Ciertamente, son muy pocos quienes codician y buscan el poder para hacer el bien a los demás, para servir plenamente a la patria que los ha elegido para ese fin, transformando a ésta, en grande y gloriosa. De ahí que, en la historia sólo se ha llegado a conocer algunos excepcionales ejemplos, claros y palpables, de semejante cualidad humana: El Libertador Simón Bolívar, el Mariscal de Ayacucho Antonio José de Sucre, el Mariscal de Zepita Andrés de Santa Cruz, entre otros.

Y es que, son muy pocos los que realmente piensan en el origen del poder, es decir, que todo poder proviene del pueblo soberano, y que toda autoridad de los poderes públicos (en los máximos Órganos del Estado) si no es un usurpador, entonces debe representar dignamente al pueblo, ejerciendo sus poderes por delegación, y rindiendo cuenta de todos sus actos.

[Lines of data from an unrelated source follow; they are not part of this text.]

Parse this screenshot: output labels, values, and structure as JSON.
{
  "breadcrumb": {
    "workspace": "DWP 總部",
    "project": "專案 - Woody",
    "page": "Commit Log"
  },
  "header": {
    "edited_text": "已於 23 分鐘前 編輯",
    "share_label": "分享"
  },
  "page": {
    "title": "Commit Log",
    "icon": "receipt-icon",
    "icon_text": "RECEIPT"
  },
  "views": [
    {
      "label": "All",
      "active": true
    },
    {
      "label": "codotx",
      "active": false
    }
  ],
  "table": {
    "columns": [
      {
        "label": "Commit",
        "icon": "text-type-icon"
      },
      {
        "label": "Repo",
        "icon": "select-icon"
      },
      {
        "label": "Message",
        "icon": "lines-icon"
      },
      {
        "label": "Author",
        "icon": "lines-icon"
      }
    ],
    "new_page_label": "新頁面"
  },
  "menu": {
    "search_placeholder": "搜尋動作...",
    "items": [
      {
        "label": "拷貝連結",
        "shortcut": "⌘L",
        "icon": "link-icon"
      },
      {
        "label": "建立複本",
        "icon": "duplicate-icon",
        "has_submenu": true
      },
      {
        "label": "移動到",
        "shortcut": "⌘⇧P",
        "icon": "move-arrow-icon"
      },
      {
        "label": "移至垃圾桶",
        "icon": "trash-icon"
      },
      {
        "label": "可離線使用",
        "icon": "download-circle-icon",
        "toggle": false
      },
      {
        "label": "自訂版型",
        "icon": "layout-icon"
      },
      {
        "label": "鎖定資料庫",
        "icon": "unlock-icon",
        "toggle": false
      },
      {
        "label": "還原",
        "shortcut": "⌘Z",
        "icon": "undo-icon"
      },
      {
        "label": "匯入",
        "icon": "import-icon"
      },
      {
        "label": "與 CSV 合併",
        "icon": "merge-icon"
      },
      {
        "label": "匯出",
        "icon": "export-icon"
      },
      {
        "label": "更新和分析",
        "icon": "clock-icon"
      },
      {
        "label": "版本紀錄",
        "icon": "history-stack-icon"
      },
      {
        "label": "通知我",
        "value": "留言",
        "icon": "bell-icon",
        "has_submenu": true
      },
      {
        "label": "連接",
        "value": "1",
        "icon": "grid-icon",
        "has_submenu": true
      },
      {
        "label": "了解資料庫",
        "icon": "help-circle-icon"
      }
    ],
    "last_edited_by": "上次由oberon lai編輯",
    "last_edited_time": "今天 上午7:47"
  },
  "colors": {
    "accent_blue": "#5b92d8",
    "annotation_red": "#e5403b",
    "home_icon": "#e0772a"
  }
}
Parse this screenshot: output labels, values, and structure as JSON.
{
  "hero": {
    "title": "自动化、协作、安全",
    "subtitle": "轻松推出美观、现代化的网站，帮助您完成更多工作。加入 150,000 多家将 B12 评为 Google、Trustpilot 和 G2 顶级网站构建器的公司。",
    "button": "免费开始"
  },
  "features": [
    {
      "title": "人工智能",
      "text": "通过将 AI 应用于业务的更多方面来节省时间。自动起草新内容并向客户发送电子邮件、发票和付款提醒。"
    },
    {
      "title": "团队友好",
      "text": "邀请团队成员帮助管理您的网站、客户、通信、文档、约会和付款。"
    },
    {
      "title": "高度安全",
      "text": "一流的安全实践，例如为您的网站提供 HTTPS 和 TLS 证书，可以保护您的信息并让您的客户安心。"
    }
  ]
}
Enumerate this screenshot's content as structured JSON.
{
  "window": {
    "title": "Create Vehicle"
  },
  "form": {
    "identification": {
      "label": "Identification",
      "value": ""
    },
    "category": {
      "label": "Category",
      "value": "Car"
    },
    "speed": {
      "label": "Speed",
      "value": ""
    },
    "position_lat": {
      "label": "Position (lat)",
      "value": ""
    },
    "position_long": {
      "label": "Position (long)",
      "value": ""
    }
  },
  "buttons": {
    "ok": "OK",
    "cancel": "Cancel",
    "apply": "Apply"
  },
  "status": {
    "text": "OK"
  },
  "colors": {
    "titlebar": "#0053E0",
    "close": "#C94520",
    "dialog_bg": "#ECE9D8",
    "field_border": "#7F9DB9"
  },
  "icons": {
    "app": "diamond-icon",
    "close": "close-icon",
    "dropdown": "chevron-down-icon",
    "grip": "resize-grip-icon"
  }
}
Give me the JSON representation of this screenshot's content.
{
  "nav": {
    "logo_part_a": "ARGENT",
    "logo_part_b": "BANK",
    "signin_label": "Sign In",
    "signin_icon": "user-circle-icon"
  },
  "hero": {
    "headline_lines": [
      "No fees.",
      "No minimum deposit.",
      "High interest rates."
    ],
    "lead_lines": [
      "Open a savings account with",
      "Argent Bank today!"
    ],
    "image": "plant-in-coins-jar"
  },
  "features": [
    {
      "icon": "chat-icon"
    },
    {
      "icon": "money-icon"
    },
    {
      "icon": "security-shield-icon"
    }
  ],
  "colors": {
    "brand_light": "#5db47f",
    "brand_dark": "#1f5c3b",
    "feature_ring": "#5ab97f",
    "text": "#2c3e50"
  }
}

Es el poder, algo que incita y embriaga como un afrodisiaco, y el que lo ejerce por primera vez, queda inevitablemente enviciado, con el deseo de seguir ejerciéndolo. Es por ello, que el Libertador asegura que nada es tan peligroso, como dejar permanecer el poder en un mismo ciudadano por largo tiempo, dado que aquello deriva en dos consecuencias funestas para toda sociedad: el pueblo se acostumbra a obedecerle, y el gobernante a mandarlo, de lo cual se origina la usurpación y la tiranía. Y el gobernante que se acostumbra a mandar, experimenta enseguida la tentación totalitaria, usurpando el poder como algo que le pertenece por derecho, y como todo el que usurpa, teme la crítica y teme la reacción del pueblo, transformándose en un tirano.